4. The Environment Variety (Excited)

The benefit of the space setting is that artists can go all out with wacky and unique design choices. The Kreet moon showed off in the gameplay trailer was dull and grey, but we also saw glimpses of other planets and locations. There is a sprawling city called New Atlantis and some unnamed planets, such as one with a neon, underbelly city, another with big crystals jutting out of the ground, and one with a peaceful, tropical beach. With a game so big, I’m surprised to see this much diversity in environments, and, hopefully, each planet will feel unique in its own way. 

3. Graphics Leave Much to be Desired (Skeptical)


Again, this goes back to the unmet expectations of the new engine. The best thing I can say about the graphics is the lighting inside darkly lit rooms. Seeing the light span across the shiny floor gave me an idea of what a current-gen Bethesda game should look like. Everything else was a little lackluster, especially the textures. The ship is muddy and so were several pieces of the environment. Additionally, the smoke effects looked overly pixelized. Graphics are not everything, and I’m ok if they are sacrificed for a good cause, however, what Starfield had to show was not too impressive for a Triple-A game. 

2. Customization (Excited)

It looks like a lot is going into letting players define their character. The character creator, despite being subjected to the ugly character models, seems incredibly in-depth, but that’s far less interesting to me than crafting the character’s personality and backstory. There are several backgrounds to choose from, such as a Ronin, Cyberhunter, or Industrialist, which will give you three different starting skills. Different traits will also negatively or positively affect your skills. Beyond customizing your character, players can also customize their ship part by part. The same can be done with your home base, a Fallout 76 function that has become surprisingly popular among the community. For the building aspect, I do hope they are optional because not everyone is interested in them. I, for one, am a fan of having a home I can call my own in these open-world RPGs. 

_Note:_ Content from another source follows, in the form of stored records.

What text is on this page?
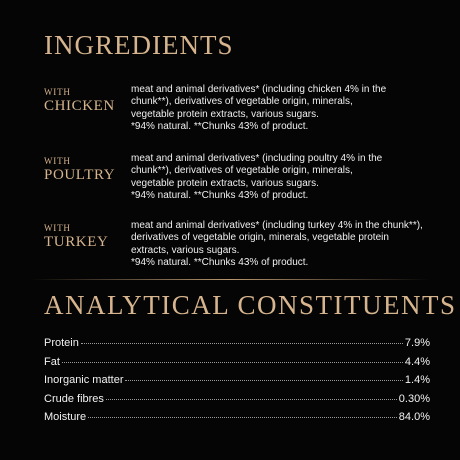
INGREDIENTS
WITH
CHICKEN
meat and animal derivatives* (including chicken 4% in the
chunk**), derivatives of vegetable origin, minerals,
vegetable protein extracts, various sugars.
*94% natural. **Chunks 43% of product.
WITH
POULTRY
meat and animal derivatives* (including poultry 4% in the
chunk**), derivatives of vegetable origin, minerals,
vegetable protein extracts, various sugars.
*94% natural. **Chunks 43% of product.
WITH
TURKEY
meat and animal derivatives* (including turkey 4% in the chunk**),
derivatives of vegetable origin, minerals, vegetable protein
extracts, various sugars.
*94% natural. **Chunks 43% of product.
ANALYTICAL CONSTITUENTS
Protein	7.9%
Fat	4.4%
Inorganic matter	1.4%
Crude fibres	0.30%
Moisture	84.0%
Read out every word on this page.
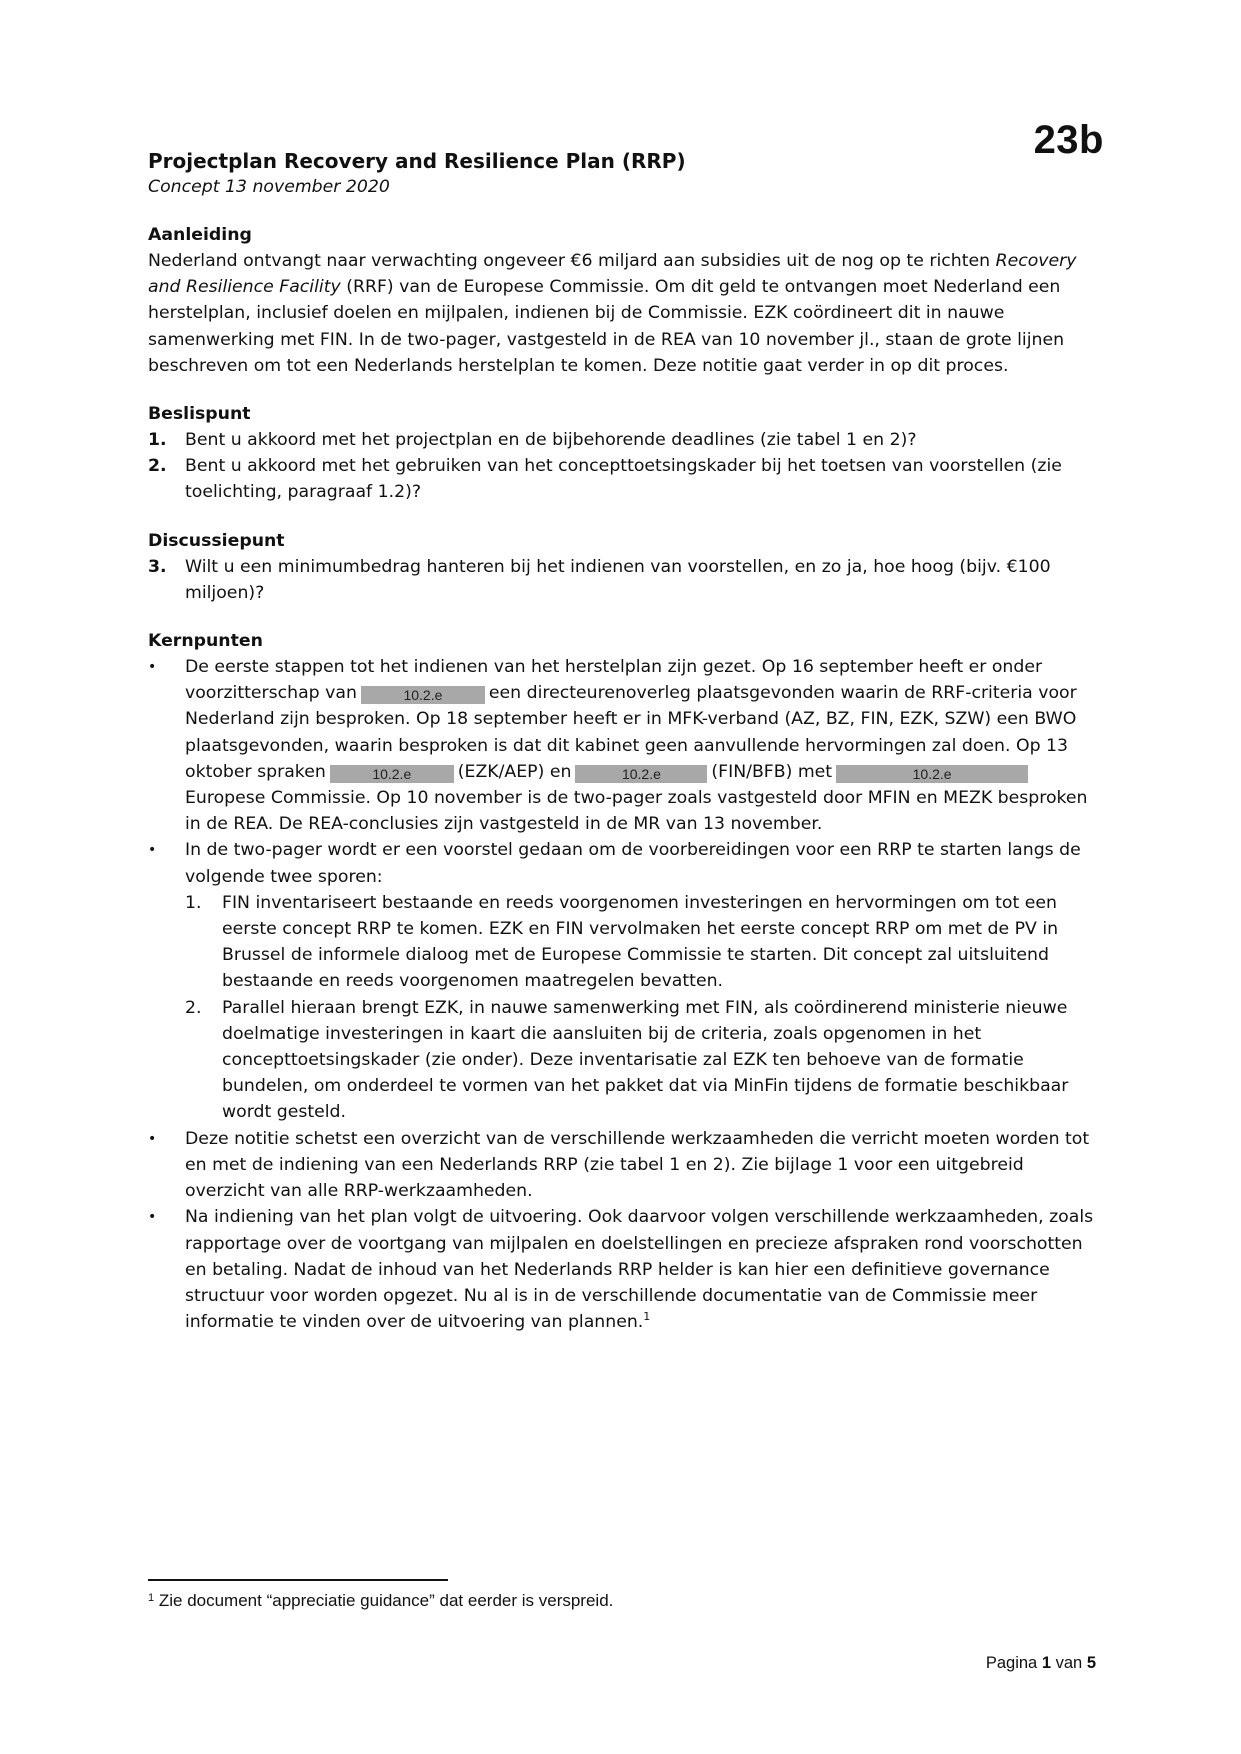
23b

Projectplan Recovery and Resilience Plan (RRP)

Concept 13 november 2020

Aanleiding

Nederland ontvangt naar verwachting ongeveer €6 miljard aan subsidies uit de nog op te richten Recovery and Resilience Facility (RRF) van de Europese Commissie. Om dit geld te ontvangen moet Nederland een herstelplan, inclusief doelen en mijlpalen, indienen bij de Commissie. EZK coördineert dit in nauwe samenwerking met FIN. In de two-pager, vastgesteld in de REA van 10 november jl., staan de grote lijnen beschreven om tot een Nederlands herstelplan te komen. Deze notitie gaat verder in op dit proces.

Beslispunt
1. Bent u akkoord met het projectplan en de bijbehorende deadlines (zie tabel 1 en 2)?
2. Bent u akkoord met het gebruiken van het concepttoetsingskader bij het toetsen van voorstellen (zie toelichting, paragraaf 1.2)?
Discussiepunt
3. Wilt u een minimumbedrag hanteren bij het indienen van voorstellen, en zo ja, hoe hoog (bijv. €100 miljoen)?
Kernpunten
• De eerste stappen tot het indienen van het herstelplan zijn gezet. Op 16 september heeft er onder voorzitterschap van	10.2.e	een directeurenoverleg plaatsgevonden waarin de RRF-criteria voor Nederland zijn besproken. Op 18 september heeft er in MFK-verband (AZ, BZ, FIN, EZK, SZW) een BWO plaatsgevonden, waarin besproken is dat dit kabinet geen aanvullende hervormingen zal doen. Op 13 oktober spraken	10.2.e	(EZK/AEP) en	10.2.e	(FIN/BFB) met	10.2.eEuropese Commissie. Op 10 november is de two-pager zoals vastgesteld door MFIN en MEZK besproken in de REA. De REA-conclusies zijn vastgesteld in de MR van 13 november.
• In de two-pager wordt er een voorstel gedaan om de voorbereidingen voor een RRP te starten langs de volgende twee sporen:
1. FIN inventariseert bestaande en reeds voorgenomen investeringen en hervormingen om tot een eerste concept RRP te komen. EZK en FIN vervolmaken het eerste concept RRP om met de PV in Brussel de informele dialoog met de Europese Commissie te starten. Dit concept zal uitsluitend bestaande en reeds voorgenomen maatregelen bevatten.
2. Parallel hieraan brengt EZK, in nauwe samenwerking met FIN, als coördinerend ministerie nieuwe doelmatige investeringen in kaart die aansluiten bij de criteria, zoals opgenomen in het concepttoetsingskader (zie onder). Deze inventarisatie zal EZK ten behoeve van de formatie bundelen, om onderdeel te vormen van het pakket dat via MinFin tijdens de formatie beschikbaar wordt gesteld.
• Deze notitie schetst een overzicht van de verschillende werkzaamheden die verricht moeten worden tot en met de indiening van een Nederlands RRP (zie tabel 1 en 2). Zie bijlage 1 voor een uitgebreid overzicht van alle RRP-werkzaamheden.
• Na indiening van het plan volgt de uitvoering. Ook daarvoor volgen verschillende werkzaamheden, zoals rapportage over de voortgang van mijlpalen en doelstellingen en precieze afspraken rond voorschotten en betaling. Nadat de inhoud van het Nederlands RRP helder is kan hier een definitieve governance structuur voor worden opgezet. Nu al is in de verschillende documentatie van de Commissie meer informatie te vinden over de uitvoering van plannen.$^1$
$^1$ Zie document “appreciatie guidance” dat eerder is verspreid.
Pagina 1 van 5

1. There are Too Many Planets (Skeptical)

Aggressively large games are a perplexing marketing beat to me. When someone says their game is massive, it often decreases the quality of other parts of the game. In the case of Starfield, you can land anywhere on any planet, and there are over 1,000 planets. That’s not inviting to me… that’s intimidating. Furthermore, most of the planets we saw were barren plains, despite being rather diverse, and that’s disappointing. I don’t want to walk around an empty planet with nothing to do just so the developers can say their game is massive. I’d rather have something narrowed down where every nook and cranny of a world is fun to look at, fun to explore, and worth my time. 

To be clear, I’m going to hold off my verdict until I actually play the game. I know that even if it’s filled with jank and overindulgence, I’ll still dedicate hundreds of hours of my life to it. It’s reminiscent of classic Bethesda open-world games, and that’s something I miss dearly.